Wichtige Indizien sind bei B. einerseits motivische B-A-C-H-Anklänge in den Werken, die er gut herausarbeitet, etwa bei Fürchte dich nicht. Die damit verbundene Hypothese lautet: Je deutlicher BACH zu vernehmen ist, umso persönlich näher liegt für Bach der Todesfall. Andererseits sieht B. in gematrischen Befunden (Taktzahlen, Zahl von Themeneinsätzen) zentrale Indizien, konkret allerdings nur in der Zahl 14 als Äquivalent von BACH nach dem Zahlenalphabet und ihrer Umkehrung 41. Hypothese ist: Die 14/41 kommt dann vor, wenn Bach persönlich besonders betroffen ist. Weiter klopft er die vertonten Texte auf deren implizite Beziehungsebene ab und identifiziert etwa bei Vater/Kind-Metaphorik eine Anspielung auf das Betreuungsverhältnis zwischen Kantor Bach als Vaterersatz und (verstorbenem) Thomasschüler.

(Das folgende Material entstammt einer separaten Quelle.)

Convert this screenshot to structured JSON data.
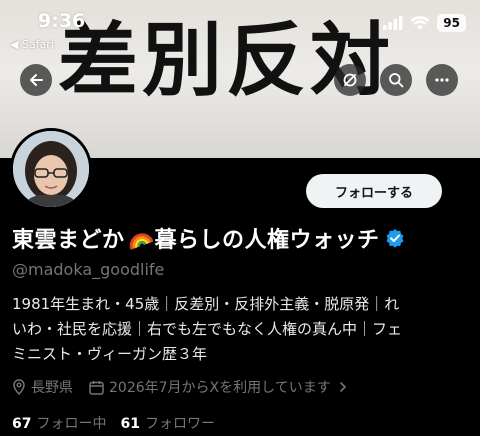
{
  "status_bar": {
    "time": "9:36",
    "back_app": "◀ Safari",
    "battery": "95"
  },
  "banner": {
    "text": "差別反対"
  },
  "profile": {
    "follow_label": "フォローする",
    "name_part1": "東雲まどか",
    "name_part2": "暮らしの人権ウォッチ",
    "handle": "@madoka_goodlife",
    "bio_lines": [
      "1981年生まれ・45歳｜反差別・反排外主義・脱原発｜れ",
      "いわ・社民を応援｜右でも左でもなく人権の真ん中｜フェ",
      "ミニスト・ヴィーガン歴３年"
    ],
    "location": "長野県",
    "joined": "2026年7月からXを利用しています",
    "following_count": "67",
    "following_label": "フォロー中",
    "followers_count": "61",
    "followers_label": "フォロワー"
  },
  "icons": [
    "back-arrow-icon",
    "refresh-icon",
    "search-icon",
    "more-icon",
    "location-pin-icon",
    "calendar-icon",
    "chevron-right-icon",
    "verified-badge-icon",
    "rainbow-emoji-icon"
  ],
  "colors": {
    "verified": "#1d9bf0",
    "follow_button_bg": "#eff3f4",
    "muted_text": "#71767b"
  }
}
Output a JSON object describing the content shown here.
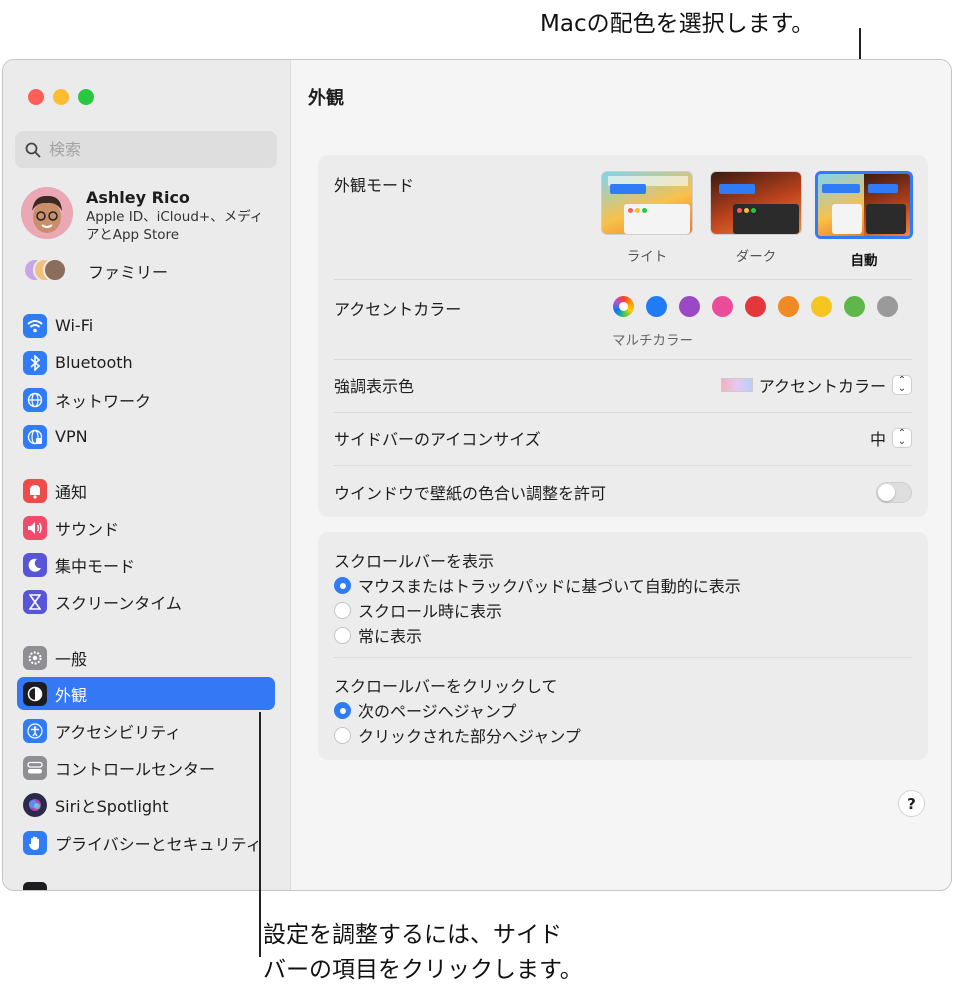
{
  "callouts": {
    "top": "Macの配色を選択します。",
    "bottom_line1": "設定を調整するには、サイド",
    "bottom_line2": "バーの項目をクリックします。"
  },
  "sidebar": {
    "search_placeholder": "検索",
    "profile": {
      "name": "Ashley Rico",
      "sub_line1": "Apple ID、iCloud+、メディ",
      "sub_line2": "アとApp Store"
    },
    "family_label": "ファミリー",
    "items": [
      {
        "label": "Wi-Fi",
        "icon": "wifi-icon",
        "color": "#2f7cf6"
      },
      {
        "label": "Bluetooth",
        "icon": "bluetooth-icon",
        "color": "#2f7cf6"
      },
      {
        "label": "ネットワーク",
        "icon": "globe-icon",
        "color": "#2f7cf6"
      },
      {
        "label": "VPN",
        "icon": "vpn-globe-icon",
        "color": "#2f7cf6"
      },
      {
        "label": "通知",
        "icon": "bell-icon",
        "color": "#f04b4b"
      },
      {
        "label": "サウンド",
        "icon": "speaker-icon",
        "color": "#f04b6a"
      },
      {
        "label": "集中モード",
        "icon": "moon-icon",
        "color": "#5856d6"
      },
      {
        "label": "スクリーンタイム",
        "icon": "hourglass-icon",
        "color": "#5856d6"
      },
      {
        "label": "一般",
        "icon": "gear-icon",
        "color": "#8e8e93"
      },
      {
        "label": "外観",
        "icon": "appearance-icon",
        "color": "#1d1d1f"
      },
      {
        "label": "アクセシビリティ",
        "icon": "accessibility-icon",
        "color": "#2f7cf6"
      },
      {
        "label": "コントロールセンター",
        "icon": "control-center-icon",
        "color": "#8e8e93"
      },
      {
        "label": "SiriとSpotlight",
        "icon": "siri-icon",
        "color": "#3a3a6a"
      },
      {
        "label": "プライバシーとセキュリティ",
        "icon": "hand-icon",
        "color": "#2f7cf6"
      }
    ],
    "selected": "外観"
  },
  "main": {
    "title": "外観",
    "appearance_mode": {
      "label": "外観モード",
      "options": [
        "ライト",
        "ダーク",
        "自動"
      ],
      "selected": "自動"
    },
    "accent_color": {
      "label": "アクセントカラー",
      "colors": [
        "multicolor",
        "#1f7cf6",
        "#9b48c6",
        "#ea4c9a",
        "#e3373b",
        "#f08a24",
        "#f5c622",
        "#5fb64a",
        "#9a9a9a"
      ],
      "selected_label": "マルチカラー"
    },
    "highlight_color": {
      "label": "強調表示色",
      "value": "アクセントカラー"
    },
    "sidebar_icon_size": {
      "label": "サイドバーのアイコンサイズ",
      "value": "中"
    },
    "wallpaper_tinting": {
      "label": "ウインドウで壁紙の色合い調整を許可",
      "enabled": false
    },
    "show_scroll_bars": {
      "label": "スクロールバーを表示",
      "options": [
        "マウスまたはトラックパッドに基づいて自動的に表示",
        "スクロール時に表示",
        "常に表示"
      ],
      "selected": 0
    },
    "click_scroll_bar": {
      "label": "スクロールバーをクリックして",
      "options": [
        "次のページへジャンプ",
        "クリックされた部分へジャンプ"
      ],
      "selected": 0
    },
    "help": "?"
  }
}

In der Stringenz, wie von B. suggeriert, taugen die als solche zutreffend erhobenen Indizien aber nicht zum Beweis. Sowohl B-A-C-H-Anklänge als auch die Zahlen 14 und 41 finden sich in Bachs Schaffen (Kantaten wie Klaviermusik) vielfach, ohne dass eine solch spezielle persönliche Betroffenheit dingfest zu machen wäre. Bei der Motette für den Thomasschulrektor Ernesti findet B. diese Indizien nicht, was in seinen Augen für den eher dienstlich zu wertenden Anlass spricht: Der erste Motettenteil im 3/8-Takt hat aber 123=3x41 Takte und die B-A-C-H-Modifikation B/A – H/C zeigt sich im folgenden Abschnitt zweimal signifikant zum »unaussprechlichen Seufzen« (T. 132 f./T. 138). Besonders ausgiebig ist die Beweisführung bei Singet dem Herrn ein neues Lied, was als Trauerfallmotette in der Tat wenig plausibel erscheint. Hier wird der autographen Liedwendung »Wie sich ein Vater erbarmet über seine jungen Kinderlein«, statt »ein Mann« (EG 289,3) und »Kindlein klein« von B. signifikante Bedeutung zugemessen. Zumindest der »Vater« steht aber so im seit 1725 genutzten Dreßdnischen Gesangbuch, und ob »junge Kinderlein« statt »Kindlein klein« belastbar ist als Bachs Reflex auf den bereits 21-jährig verstorbenen Thomaner? Zudem sieht B. hier Text-Analogien zur Kindstot-Motette von 1713, und das ist doch wirklich ein anderer Kasus. Der Fragestellung nach den konkreten Aufführungsmodalitäten einer solchen Kindstot-Motette oder auch beim Tod der Gattin in Köthen weicht B. aus.

B. hat zwar die gesamte musikwissenschaftliche Literatur zu den Motetten durchforstet und gut analysiert, aber nicht die jüngere zur Gematrie und erst recht nicht zur Hymnologie und Theologie der Bach-Zeit. Um mit dem Vater/Kind-Topos als Signet persönlicher Betroffenheit argumentieren zu können, müsste der Umgang damit in Bibel-Auslegungen und namentlich Leichenpredigten der Zeit erhoben werden. Die Quellenbasis dafür wäre breit.